Güneş ışığına ve geniş açık Fransız kapılarından içeri giren taze, ılık ve biraz soğuk olan esintiyle uyandım. Gözlerimi araladığımda aşağıdaki caddenin sesi kulaklarımı doldurdu ve zonklayan başımı pelüş bir yastığın üzerinde hissettiğimde kendi yatağımda olmadığımı fark ettim.

İnleyerek kendimi yavaşça dirseklerimin üzerine doğru ittim ve bir gece önce olanlar zihnimde canlanmaya başlarken odayı taradım. Seçtiğim siyah transparan gömlekle barda olduğumu hatırladım... Cin tonik içtiğimi ve kötü niyetli orta yaşlı bir adam tarafından rahatsız edildiğimi hatırladım...

Diğer anılar da su gibi geri geldi.

Bir arabanın arkasında Louis Tomlinson ile birlikte olduğumu hatırladım. Ona o derece yapışmıştım ki beni kendi kollarından ayırmakta çok zorlanmıştı ama sonunda beni rezerve ettiği pahalı otel odasına çıkan asansöre götürdüğünü hatırladım.

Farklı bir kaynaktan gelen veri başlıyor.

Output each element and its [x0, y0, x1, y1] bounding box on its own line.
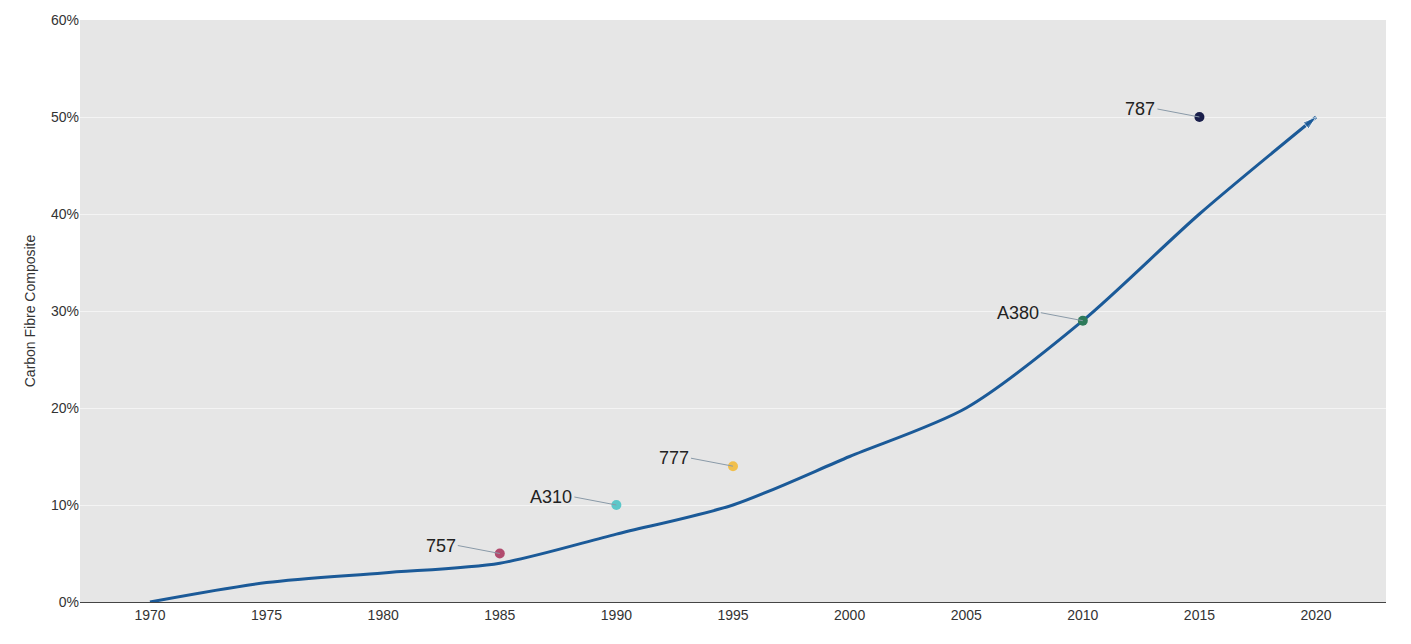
svg-text:60%: 60%: [51, 12, 79, 28]
svg-text:1985: 1985: [484, 607, 515, 623]
svg-text:1990: 1990: [601, 607, 632, 623]
svg-text:30%: 30%: [51, 303, 79, 319]
svg-text:Carbon Fibre Composite: Carbon Fibre Composite: [22, 235, 38, 388]
svg-text:757: 757: [426, 536, 456, 556]
svg-text:2010: 2010: [1067, 607, 1098, 623]
svg-text:1980: 1980: [368, 607, 399, 623]
svg-text:1975: 1975: [251, 607, 282, 623]
svg-text:2000: 2000: [834, 607, 865, 623]
svg-text:2015: 2015: [1184, 607, 1215, 623]
svg-text:40%: 40%: [51, 206, 79, 222]
svg-text:10%: 10%: [51, 497, 79, 513]
svg-text:A380: A380: [997, 303, 1039, 323]
svg-text:A310: A310: [530, 487, 572, 507]
svg-text:2005: 2005: [951, 607, 982, 623]
svg-text:1995: 1995: [717, 607, 748, 623]
svg-text:2020: 2020: [1300, 607, 1331, 623]
svg-text:787: 787: [1125, 99, 1155, 119]
svg-text:0%: 0%: [59, 594, 79, 610]
svg-text:1970: 1970: [134, 607, 165, 623]
svg-text:20%: 20%: [51, 400, 79, 416]
svg-text:50%: 50%: [51, 109, 79, 125]
svg-text:777: 777: [659, 448, 689, 468]
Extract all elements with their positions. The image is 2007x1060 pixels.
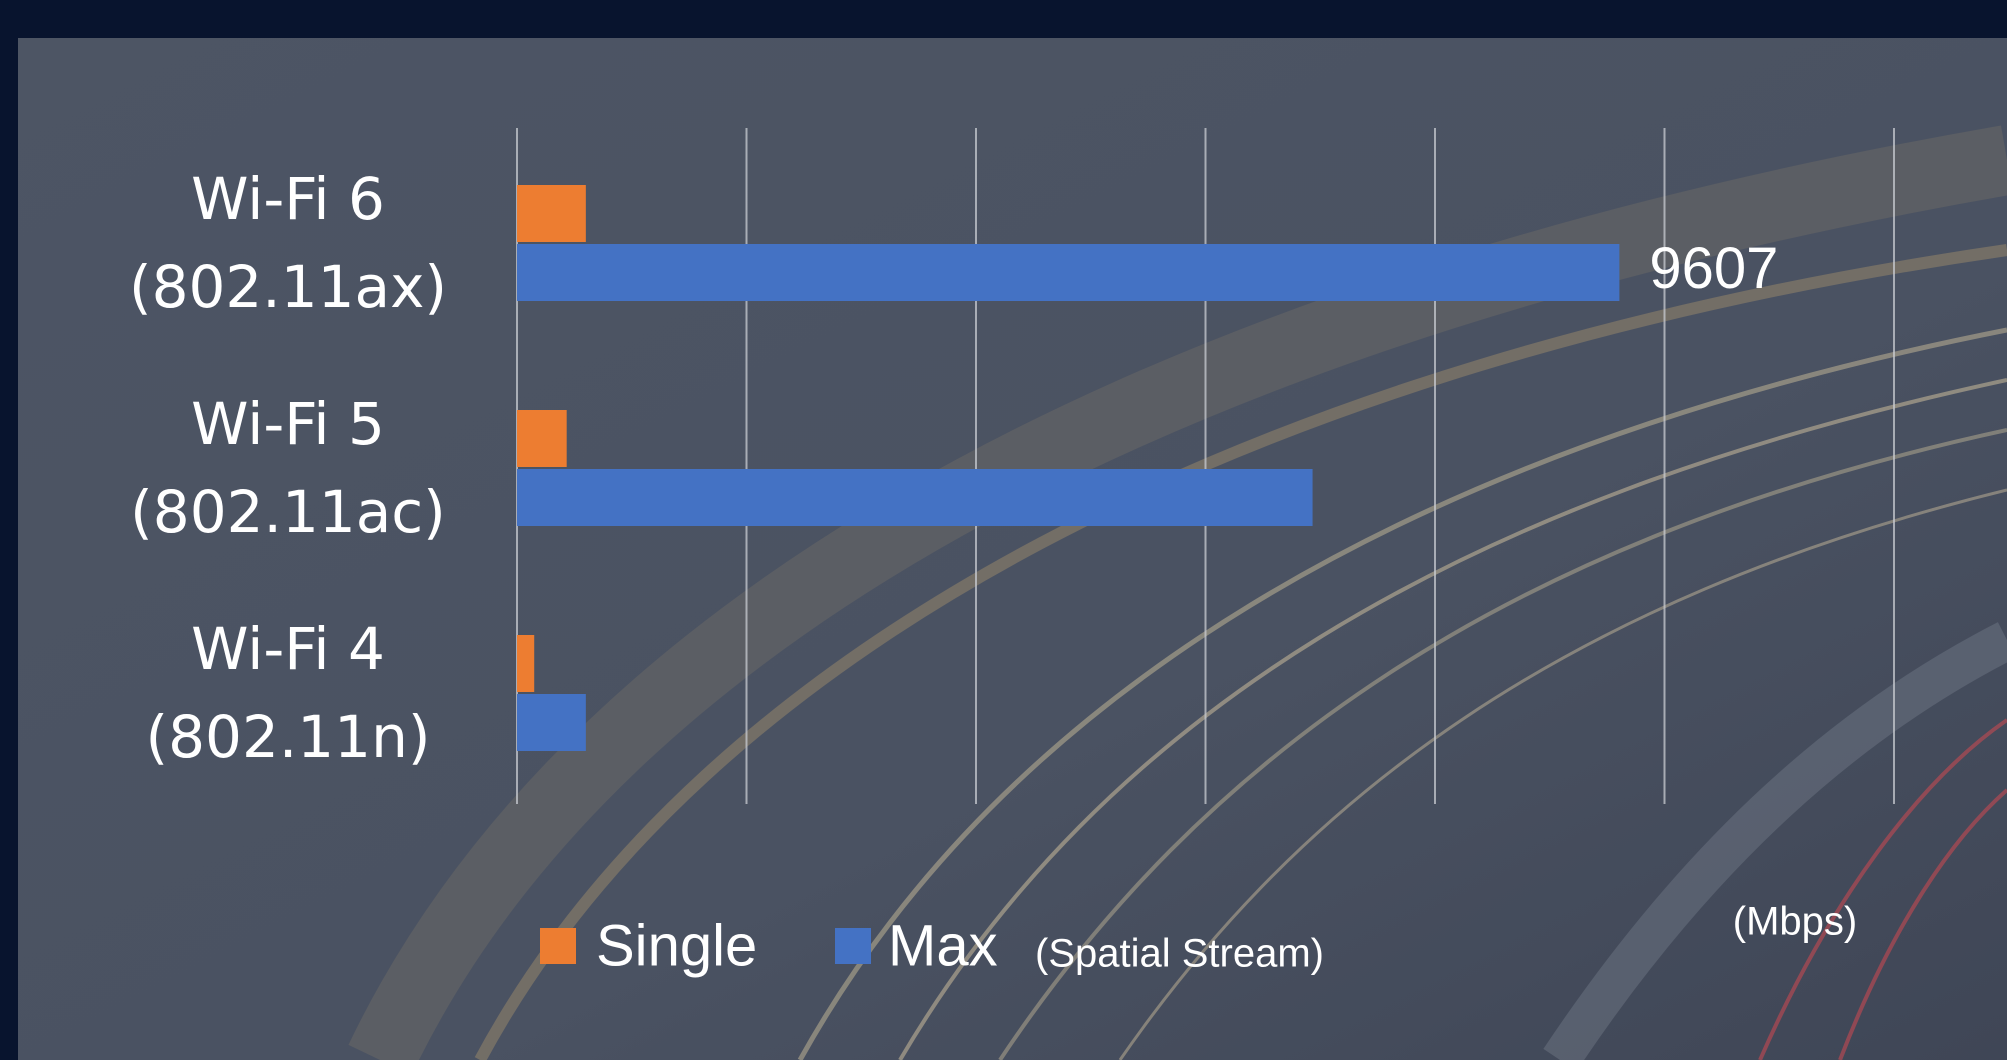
bar bbox=[517, 244, 1620, 301]
category-label: Wi-Fi 4 (802.11n) bbox=[145, 615, 431, 771]
legend-label: Max bbox=[888, 913, 998, 978]
bar bbox=[517, 694, 586, 751]
bar bbox=[517, 635, 535, 692]
axis-unit-label: (Mbps) bbox=[1733, 900, 1857, 944]
bar bbox=[517, 185, 586, 242]
legend-swatch bbox=[540, 928, 576, 964]
category-label: Wi-Fi 5 (802.11ac) bbox=[130, 390, 446, 546]
bar bbox=[517, 410, 567, 467]
value-label: 9607 bbox=[1649, 236, 1778, 301]
legend-swatch bbox=[835, 928, 871, 964]
category-label: Wi-Fi 6 (802.11ax) bbox=[128, 165, 448, 321]
legend-label: Single bbox=[596, 913, 757, 978]
legend-note: (Spatial Stream) bbox=[1035, 932, 1324, 976]
bar bbox=[517, 469, 1313, 526]
plot-area: 9607 bbox=[516, 128, 1895, 804]
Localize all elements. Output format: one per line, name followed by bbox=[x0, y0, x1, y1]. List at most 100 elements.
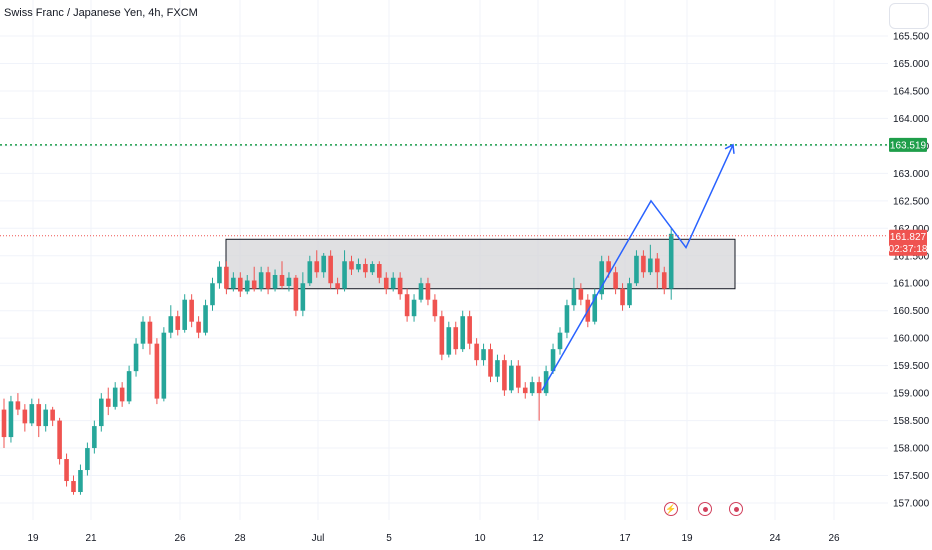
time-tick-label: 19 bbox=[27, 533, 39, 544]
price-tick-label: 165.500 bbox=[893, 32, 930, 43]
candle-body bbox=[133, 343, 139, 372]
candle-body bbox=[641, 255, 646, 273]
candle-body bbox=[599, 261, 604, 295]
target-price-label: 163.519 bbox=[890, 140, 927, 151]
candle-body bbox=[536, 382, 542, 394]
candle-body bbox=[467, 316, 472, 344]
candle-body bbox=[92, 426, 97, 449]
price-tick-label: 160.000 bbox=[893, 334, 930, 345]
time-axis[interactable]: 19 21 26 28 Jul 5 10 12 17 19 24 26 bbox=[27, 533, 840, 544]
candle-body bbox=[557, 332, 563, 350]
lightning-icon[interactable]: ⚡ bbox=[664, 502, 678, 516]
time-tick-label: 26 bbox=[828, 533, 840, 544]
price-tick-label: 164.000 bbox=[893, 114, 930, 125]
candle-body bbox=[8, 401, 14, 438]
candle-body bbox=[189, 299, 194, 322]
candle-body bbox=[36, 404, 42, 427]
candle-body bbox=[522, 387, 528, 394]
time-tick-label: Jul bbox=[312, 533, 325, 544]
price-tick-label: 158.500 bbox=[893, 416, 930, 427]
time-tick-label: 17 bbox=[619, 533, 631, 544]
candle-body bbox=[321, 255, 326, 273]
time-tick-label: 5 bbox=[386, 533, 392, 544]
current-price-label: 161.827 bbox=[890, 232, 927, 243]
candle-body bbox=[439, 316, 445, 355]
candle-body bbox=[481, 349, 486, 361]
candle-body bbox=[509, 365, 514, 391]
target-dot-icon[interactable] bbox=[729, 502, 743, 516]
candle-body bbox=[446, 327, 452, 355]
candle-body bbox=[22, 409, 28, 424]
candle-body bbox=[397, 277, 403, 295]
candle-body bbox=[293, 277, 299, 311]
candle-body bbox=[627, 283, 632, 306]
candle-body bbox=[286, 277, 292, 286]
candle-body bbox=[592, 294, 598, 322]
price-tick-label: 161.500 bbox=[893, 251, 930, 262]
candle-body bbox=[1, 409, 7, 438]
projection-arrowhead bbox=[724, 143, 735, 154]
candle-body bbox=[356, 264, 361, 270]
target-price-tag bbox=[889, 137, 927, 152]
candle-body bbox=[411, 299, 417, 317]
price-axis[interactable]: 157.000 157.500 158.000 158.500 159.000 159.5… bbox=[893, 32, 930, 510]
candle-body bbox=[613, 272, 618, 289]
target-dot-icon[interactable] bbox=[698, 502, 712, 516]
candle-body bbox=[606, 261, 611, 273]
candle-body bbox=[349, 261, 354, 270]
time-tick-label: 10 bbox=[474, 533, 486, 544]
candle-body bbox=[342, 261, 347, 289]
price-tick-label: 157.000 bbox=[893, 499, 930, 510]
candle-body bbox=[432, 299, 438, 317]
candle-body bbox=[648, 258, 653, 273]
candle-body bbox=[203, 305, 208, 333]
price-tick-label: 159.500 bbox=[893, 361, 930, 372]
candle-body bbox=[460, 316, 465, 350]
candle-body bbox=[655, 258, 660, 273]
candle-body bbox=[258, 272, 264, 289]
candle-body bbox=[529, 382, 535, 394]
projection-path[interactable] bbox=[541, 143, 735, 391]
candle-body bbox=[516, 365, 521, 388]
candle-body bbox=[15, 401, 21, 410]
candle-body bbox=[244, 280, 250, 292]
candle-body bbox=[224, 266, 229, 289]
candle-body bbox=[620, 288, 625, 306]
candle-body bbox=[29, 404, 35, 424]
candle-body bbox=[64, 459, 69, 482]
current-price-tag bbox=[889, 229, 927, 256]
candles-series bbox=[1, 228, 674, 495]
price-tick-label: 158.000 bbox=[893, 444, 930, 455]
candle-body bbox=[564, 305, 570, 333]
price-tick-label: 165.000 bbox=[893, 59, 930, 70]
candle-body bbox=[474, 343, 479, 361]
candle-body bbox=[85, 448, 90, 471]
candle-body bbox=[78, 470, 83, 493]
candle-body bbox=[578, 288, 584, 300]
chart-settings-button[interactable] bbox=[889, 3, 929, 29]
candle-body bbox=[300, 283, 306, 311]
candle-body bbox=[154, 343, 160, 399]
candle-body bbox=[217, 266, 222, 284]
time-tick-label: 12 bbox=[532, 533, 544, 544]
candle-body bbox=[119, 387, 125, 402]
candle-body bbox=[328, 255, 333, 284]
candle-body bbox=[370, 264, 375, 273]
candle-body bbox=[105, 398, 111, 407]
candle-body bbox=[668, 233, 674, 289]
price-tick-label: 161.000 bbox=[893, 279, 930, 290]
candle-body bbox=[43, 409, 48, 427]
candle-body bbox=[418, 283, 424, 300]
candle-body bbox=[50, 409, 55, 421]
candle-body bbox=[272, 274, 278, 289]
candle-body bbox=[71, 481, 76, 493]
candle-body bbox=[231, 277, 236, 289]
price-tick-label: 162.500 bbox=[893, 196, 930, 207]
time-tick-label: 19 bbox=[681, 533, 693, 544]
candle-body bbox=[210, 283, 215, 306]
candle-body bbox=[161, 332, 167, 399]
price-tick-label: 159.000 bbox=[893, 389, 930, 400]
time-tick-label: 21 bbox=[85, 533, 97, 544]
candle-body bbox=[661, 272, 667, 289]
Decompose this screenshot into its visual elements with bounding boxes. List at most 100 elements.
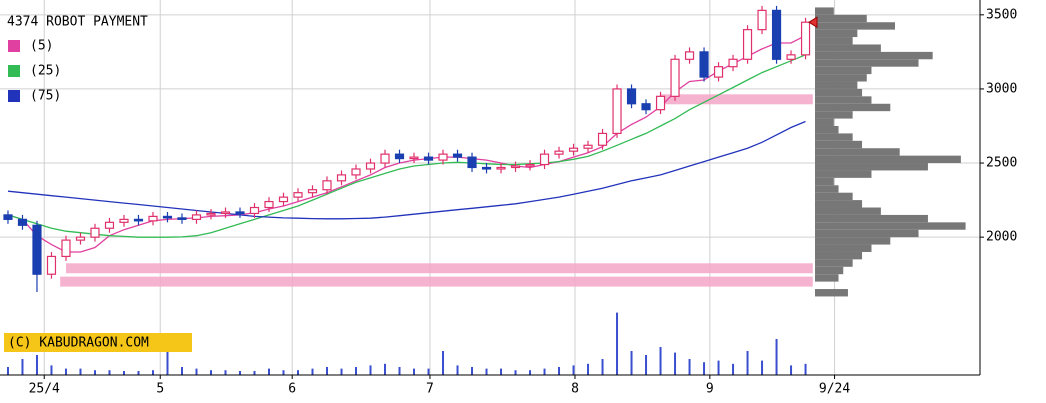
volume-bar (311, 368, 314, 375)
legend-swatch (8, 40, 20, 52)
volume-bar (340, 368, 343, 375)
candle-body (757, 9, 767, 31)
volume-profile-bar (815, 59, 919, 67)
volume-bar (732, 363, 735, 375)
volume-bar (775, 339, 778, 375)
volume-bar (601, 359, 604, 375)
volume-bar (384, 363, 387, 375)
volume-bar (761, 360, 764, 375)
volume-bar (21, 359, 24, 375)
price-band (60, 276, 813, 287)
volume-profile-bar (815, 125, 839, 134)
candle-body (568, 147, 579, 152)
x-tick-label: 9 (706, 382, 714, 397)
candle-body (264, 200, 274, 209)
legend-swatch (8, 65, 20, 77)
candle-body (380, 153, 390, 164)
volume-bar (369, 365, 372, 375)
x-tick-label: 25/4 (29, 382, 60, 397)
candle-body (206, 212, 216, 216)
y-tick-label: 2500 (986, 156, 1017, 171)
volume-bar (804, 363, 807, 375)
price-band (660, 94, 813, 105)
volume-bar (238, 371, 241, 375)
volume-profile-bar (815, 96, 872, 104)
price-band (65, 263, 813, 274)
volume-profile-bar (815, 88, 863, 97)
candle-body (119, 218, 129, 223)
candle-body (655, 95, 666, 111)
volume-bar (151, 370, 154, 375)
volume-profile-bar (815, 170, 872, 178)
chart-title: 4374 ROBOT PAYMENT (7, 15, 148, 30)
x-tick-label: 5 (156, 382, 164, 397)
candle-body (525, 163, 535, 167)
volume-profile-bar (815, 274, 839, 282)
volume-profile-bar (815, 289, 848, 297)
volume-bar (297, 370, 300, 375)
volume-bar (717, 360, 720, 375)
legend-swatch (8, 90, 20, 102)
volume-bar (398, 367, 401, 375)
candle-body (220, 211, 231, 215)
volume-bar (267, 368, 270, 375)
candle-body (684, 51, 695, 60)
volume-bar (543, 368, 546, 375)
copyright: (C) KABUDRAGON.COM (8, 336, 149, 351)
legend-label: (5) (30, 39, 53, 54)
candle-body (307, 189, 318, 194)
candle-body (713, 66, 724, 78)
candle-body (133, 218, 144, 222)
volume-bar (137, 371, 140, 375)
candle-body (742, 29, 753, 60)
candle-body (438, 153, 448, 161)
volume-bar (746, 351, 749, 375)
ma-line (7, 54, 806, 238)
candle-body (800, 21, 811, 56)
volume-bar (355, 367, 358, 375)
volume-profile-bar (815, 148, 900, 156)
candle-body (771, 9, 782, 60)
volume-bar (209, 370, 212, 375)
volume-profile-bar (815, 251, 863, 260)
x-tick-label: 9/24 (819, 382, 850, 397)
volume-profile-bar (815, 192, 853, 201)
volume-bar (703, 362, 706, 375)
candle-body (452, 153, 463, 158)
candle-body (322, 180, 332, 191)
candle-body (336, 174, 347, 182)
volume-bar (558, 367, 561, 375)
candle-body (583, 144, 593, 149)
volume-bar (108, 370, 111, 375)
volume-bar (456, 365, 459, 375)
volume-bar (64, 368, 67, 375)
volume-profile-bar (815, 222, 966, 230)
volume-profile-bar (815, 7, 834, 15)
candle-body (293, 192, 303, 198)
candle-body (626, 88, 637, 105)
volume-profile-bar (815, 266, 844, 275)
volume-bar (6, 367, 9, 375)
y-tick-label: 3000 (986, 81, 1017, 96)
candle-body (365, 162, 376, 170)
candle-body (61, 239, 71, 258)
volume-profile-bar (815, 66, 872, 75)
volume-profile-bar (815, 185, 839, 193)
candle-body (539, 153, 550, 166)
candle-body (496, 166, 506, 170)
volume-bar (224, 370, 227, 375)
volume-bar (413, 368, 416, 375)
volume-bar (253, 371, 256, 375)
volume-profile-bar (815, 81, 858, 89)
volume-profile-bar (815, 51, 933, 60)
volume-profile-bar (815, 74, 867, 82)
volume-profile-bar (815, 44, 881, 52)
candle-body (235, 211, 245, 215)
candle-body (481, 166, 492, 170)
volume-bar (572, 365, 575, 375)
candle-body (3, 214, 13, 220)
candle-body (409, 156, 419, 160)
volume-bar (50, 365, 53, 375)
candle-body (148, 215, 158, 222)
candle-body (104, 221, 115, 229)
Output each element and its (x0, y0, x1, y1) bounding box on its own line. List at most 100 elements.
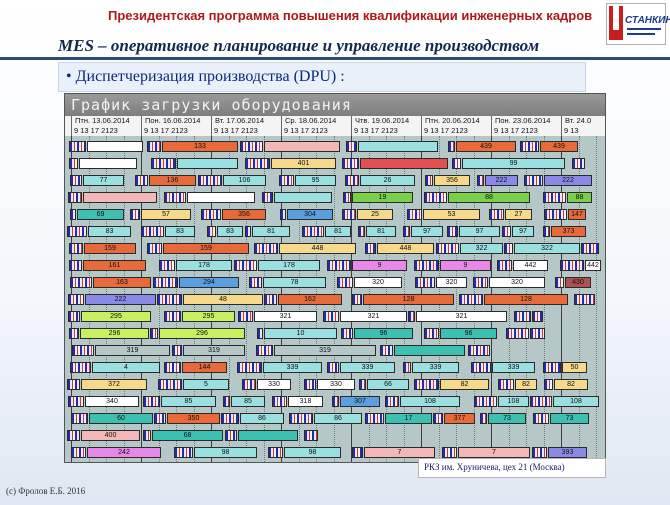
operation-cluster[interactable] (164, 192, 186, 203)
operation-cluster[interactable] (514, 311, 531, 322)
operation-bar[interactable]: 356 (434, 175, 470, 186)
operation-cluster[interactable] (352, 447, 363, 458)
operation-bar[interactable] (79, 158, 137, 169)
operation-bar[interactable]: 83 (88, 226, 131, 237)
operation-bar[interactable]: 96 (440, 328, 497, 339)
operation-cluster[interactable] (141, 226, 164, 237)
operation-cluster[interactable] (442, 447, 457, 458)
operation-bar[interactable] (360, 158, 448, 169)
operation-bar[interactable]: 9 (352, 260, 407, 271)
operation-cluster[interactable] (72, 345, 94, 356)
operation-cluster[interactable] (223, 396, 230, 407)
operation-cluster[interactable] (459, 294, 483, 305)
operation-cluster[interactable] (520, 141, 539, 152)
operation-cluster[interactable] (225, 430, 237, 441)
operation-bar[interactable]: 339 (492, 362, 535, 373)
operation-bar[interactable]: 439 (456, 141, 516, 152)
operation-cluster[interactable] (572, 158, 585, 169)
operation-cluster[interactable] (207, 226, 216, 237)
operation-cluster[interactable] (433, 413, 443, 424)
operation-cluster[interactable] (544, 209, 567, 220)
operation-cluster[interactable] (468, 345, 490, 356)
operation-bar[interactable]: 60 (89, 413, 153, 424)
operation-bar[interactable]: 99 (462, 158, 565, 169)
operation-bar[interactable] (238, 430, 298, 441)
operation-cluster[interactable] (532, 311, 543, 322)
operation-bar[interactable]: 318 (288, 396, 323, 407)
operation-bar[interactable]: 442 (513, 260, 548, 271)
operation-bar[interactable]: 73 (550, 413, 589, 424)
operation-cluster[interactable] (174, 447, 193, 458)
operation-bar[interactable]: 330 (317, 379, 355, 390)
operation-bar[interactable]: 97 (411, 226, 443, 237)
operation-bar[interactable]: 10 (264, 328, 337, 339)
operation-cluster[interactable] (68, 294, 84, 305)
operation-bar[interactable]: 78 (263, 277, 326, 288)
operation-bar[interactable]: 136 (149, 175, 196, 186)
operation-cluster[interactable] (69, 328, 79, 339)
operation-cluster[interactable] (524, 175, 543, 186)
operation-cluster[interactable] (69, 243, 83, 254)
operation-cluster[interactable] (560, 260, 584, 271)
operation-bar[interactable]: 319 (274, 345, 376, 356)
operation-cluster[interactable] (143, 396, 160, 407)
operation-cluster[interactable] (71, 447, 86, 458)
operation-bar[interactable]: 73 (488, 413, 526, 424)
operation-cluster[interactable] (581, 243, 599, 254)
operation-bar[interactable]: 295 (182, 311, 235, 322)
operation-cluster[interactable] (67, 430, 80, 441)
operation-cluster[interactable] (477, 175, 484, 186)
operation-bar[interactable]: 161 (83, 260, 146, 271)
operation-cluster[interactable] (151, 158, 176, 169)
operation-bar[interactable]: 95 (295, 175, 336, 186)
operation-bar[interactable]: 307 (340, 396, 380, 407)
operation-cluster[interactable] (67, 226, 87, 237)
operation-cluster[interactable] (304, 430, 318, 441)
operation-bar[interactable] (274, 192, 332, 203)
operation-cluster[interactable] (68, 192, 82, 203)
operation-bar[interactable]: 83 (165, 226, 195, 237)
operation-cluster[interactable] (543, 226, 550, 237)
operation-cluster[interactable] (147, 243, 162, 254)
operation-bar[interactable]: 81 (366, 226, 396, 237)
operation-cluster[interactable] (302, 226, 324, 237)
operation-bar[interactable]: 98 (284, 447, 341, 458)
operation-cluster[interactable] (365, 413, 384, 424)
operation-bar[interactable]: 97 (459, 226, 500, 237)
operation-bar[interactable]: 128 (484, 294, 568, 305)
operation-cluster[interactable] (343, 192, 351, 203)
operation-bar[interactable]: 356 (222, 209, 266, 220)
operation-bar[interactable]: 400 (81, 430, 140, 441)
operation-cluster[interactable] (254, 243, 278, 254)
operation-bar[interactable]: 339 (263, 362, 322, 373)
operation-bar[interactable]: 222 (485, 175, 518, 186)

İpeksi siyah takım elbisesi içinden nasıl güzel gözüktüğünü ve beni kucağına aldığında belimi kavrarken ellerinin vücudumda nasıl bir elektrik hissettirdiğini ve otel odasına güvenli bir şekilde girdiğimizde beni yatağa yatırışını hatırladım.

Dün gece neler olduğunun farkına vardığımda, yavaşça başımı çevirip yanımda uyuyan adama baktım. Adam uyurken bile her zamanki gibi yakışıklı ve seksiydi, çarşaflar beline kadar inmiş, yontulmuş gövdesini ve kasıklarının üst kısmını ortaya çıkarmıştı yine de üzerinde ki gömlekten dövmeleri gözüküyordu, bu yüzümün ısınmasına ve kızarmasına neden olmuştu.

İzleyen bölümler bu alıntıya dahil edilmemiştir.